« les femmes obèses,http://wwwlunetteslouisvuittonpascherinfo

L’obésité ne serait pas un bon indicateur de l’état des artères pour les femmes ,ce genre de mésaventure arrive encore ,http://www.lunetteslouisvuittonpascher.,monture lunettes louis vuitton!

Une nouvelle étude scientifique américaine tend à prouver que l’obésité des femmes n’est pas facteur de maladies cardiaques,abercrombie, mais que des symptômes comme une tension artérielle élevée,abercrombie pas cher, un fort taux de glucose dans le sang,Christian Dior, un fort taux de lipides et une taille épaisse et peu marquée serait plus concluant,sacs louis vuitton pas cher, pour la prévention des maladies cardiaques,E et MK2. Je pourrai te donner le lien si cela t’intéresses,http://www.lunette,abercrombie & fitch, qu’un simple passage sur la balance,lunette louis vuitton pas cher.

Pourtant,abercrombie pas cher, les médecins pensent généralement qu’une femme en surpoids a des facteurs aggravants face aux maladies cardiaques,sacs a main dior pas cher, alors qu’une femme mince n’a aucun risque,abercrombie discount.

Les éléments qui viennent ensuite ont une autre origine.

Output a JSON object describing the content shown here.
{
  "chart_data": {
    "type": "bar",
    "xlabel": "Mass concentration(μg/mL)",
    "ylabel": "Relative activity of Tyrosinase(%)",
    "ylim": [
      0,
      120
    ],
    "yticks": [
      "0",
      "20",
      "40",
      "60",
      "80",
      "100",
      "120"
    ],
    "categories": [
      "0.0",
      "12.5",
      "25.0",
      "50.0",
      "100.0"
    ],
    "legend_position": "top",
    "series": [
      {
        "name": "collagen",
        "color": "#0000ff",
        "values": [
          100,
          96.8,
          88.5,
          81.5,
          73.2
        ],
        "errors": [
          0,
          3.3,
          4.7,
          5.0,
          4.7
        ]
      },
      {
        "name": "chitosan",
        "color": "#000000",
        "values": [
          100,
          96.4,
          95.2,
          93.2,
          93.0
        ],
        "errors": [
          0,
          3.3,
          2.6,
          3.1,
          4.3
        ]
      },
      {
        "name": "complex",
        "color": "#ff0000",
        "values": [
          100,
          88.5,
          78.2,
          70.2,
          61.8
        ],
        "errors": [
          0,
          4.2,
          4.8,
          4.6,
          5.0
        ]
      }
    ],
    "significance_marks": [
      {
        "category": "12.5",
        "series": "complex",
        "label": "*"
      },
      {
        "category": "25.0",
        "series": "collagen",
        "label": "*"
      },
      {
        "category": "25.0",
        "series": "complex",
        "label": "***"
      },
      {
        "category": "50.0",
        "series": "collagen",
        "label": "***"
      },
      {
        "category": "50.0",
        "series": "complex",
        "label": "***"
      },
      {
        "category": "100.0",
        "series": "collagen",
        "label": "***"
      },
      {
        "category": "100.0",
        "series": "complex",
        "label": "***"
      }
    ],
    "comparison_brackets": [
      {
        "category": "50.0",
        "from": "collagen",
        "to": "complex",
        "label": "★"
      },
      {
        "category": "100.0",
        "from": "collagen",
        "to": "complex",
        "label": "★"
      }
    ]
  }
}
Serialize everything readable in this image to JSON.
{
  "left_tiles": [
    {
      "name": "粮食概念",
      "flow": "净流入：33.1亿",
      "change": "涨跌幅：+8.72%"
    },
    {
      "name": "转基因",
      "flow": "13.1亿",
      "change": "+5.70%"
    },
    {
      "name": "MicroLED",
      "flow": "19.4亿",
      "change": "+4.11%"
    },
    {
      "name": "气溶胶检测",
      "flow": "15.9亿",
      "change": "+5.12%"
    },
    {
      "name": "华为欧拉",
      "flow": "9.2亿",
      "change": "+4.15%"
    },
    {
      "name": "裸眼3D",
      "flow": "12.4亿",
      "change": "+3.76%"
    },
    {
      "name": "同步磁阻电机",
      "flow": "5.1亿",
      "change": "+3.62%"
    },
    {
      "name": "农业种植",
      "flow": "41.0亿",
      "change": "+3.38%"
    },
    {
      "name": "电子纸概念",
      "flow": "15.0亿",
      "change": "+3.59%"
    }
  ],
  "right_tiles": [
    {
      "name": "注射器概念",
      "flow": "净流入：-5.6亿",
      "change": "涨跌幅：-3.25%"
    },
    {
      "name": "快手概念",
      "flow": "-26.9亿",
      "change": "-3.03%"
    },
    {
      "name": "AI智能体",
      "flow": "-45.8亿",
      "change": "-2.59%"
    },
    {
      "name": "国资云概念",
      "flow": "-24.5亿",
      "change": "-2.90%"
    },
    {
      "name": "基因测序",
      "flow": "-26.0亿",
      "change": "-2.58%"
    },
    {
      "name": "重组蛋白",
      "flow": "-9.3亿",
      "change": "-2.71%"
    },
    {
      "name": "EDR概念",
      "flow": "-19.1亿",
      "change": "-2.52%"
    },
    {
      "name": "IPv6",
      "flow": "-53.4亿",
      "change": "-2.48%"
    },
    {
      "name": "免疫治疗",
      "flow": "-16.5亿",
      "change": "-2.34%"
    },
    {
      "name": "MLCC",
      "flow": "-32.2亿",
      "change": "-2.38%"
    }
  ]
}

Mais cette étude révèle qu’il est grand temps que le corps médical regarde au delà du nombre de kilos,Its stylistic range is broad and exuberant,http://,polo ralph lauren pas cher, et qu’en matière d’obésité,louis vuitton pas cher, il y a de nombreux préjugés que la recherche peut combattre ,abercrombie Soldes!

Pour cette étude,ralph lauren pas cher, qui sera publiée dans le magazine scientifique Circulation,dior pas cher, les chercheurs ont collecté les informations sur plusieurs sites aux Etats Unis : Pitt,ralph lauren polo, Allegheny General Hospital,abercrombie, the University of Alabama et l’University of Florida.

Les 780 participantes étaient âgées de 21 à 86 ans. Toutes ont subi des tests médicaux pour déterminer si elles souffraient de sclérose artérielle, puisqu’elles se plaignaient de douleurs dans la poitrine. Elles ont été suivies pendant un an.

Ces patientes étaient regroupées selon leur indice de masse corporelle, le BMI (ou I. M. C.), qui prend en compte la taille et le poids. Il est considéré qu’un BMI inférieur à 25 est normal, qu’un BMI entre 25 et 30 relève du surpoids, et qu’au dessus de 30, c’est l’obésité.

Après avoir suivi ces femmes pendant un an, il est apparu que la prise en compte du BMI seul n’était pas suffisante pour indiquer un risque de maladies cardio-vasculaires.

Le chef de l’étude, le docteur Marroquin dit : « les femmes obèses, en surpoids ou normales qui n’ont pas d’anormalités du métabolisme (glycémie, triglycérides etc.) sont celles qui s’en sortent le mieux ». Ainsi, ces anomalies du métabolisme sont-elles plus importantes dans la prise en compte des risques que le surpoids.

Les femmes avec des BMI inférieurs à 25 et un trouble du métabolisme sont trois fois plus à risques que des femmes de n’importe quel poids sans troubles du métabolisme.

Les femmes d’un BMI compris entre 25 et 30 avec un trouble du métabolisme sont deux fois et demi plus à risque.

Et les femmes dont le BMI dépasse 30 avec un trouble du métabolisme sont deux fois plus à risque.

Les chances de survie après une maladie cardiaque sont également plus grandes chez les femmes sans troubles du métabolisme, quelque soit leur poids.

Ce qui ne veut évidemment pas dire qu’il est médicalement conseillé d’être obèse Mais ces nouvelles études mises en place aux Etats Unis montrent à quel point la recherche est importante, et à quel point elle peut permettre aux obèses d’être mieux soignés partout dans le monde.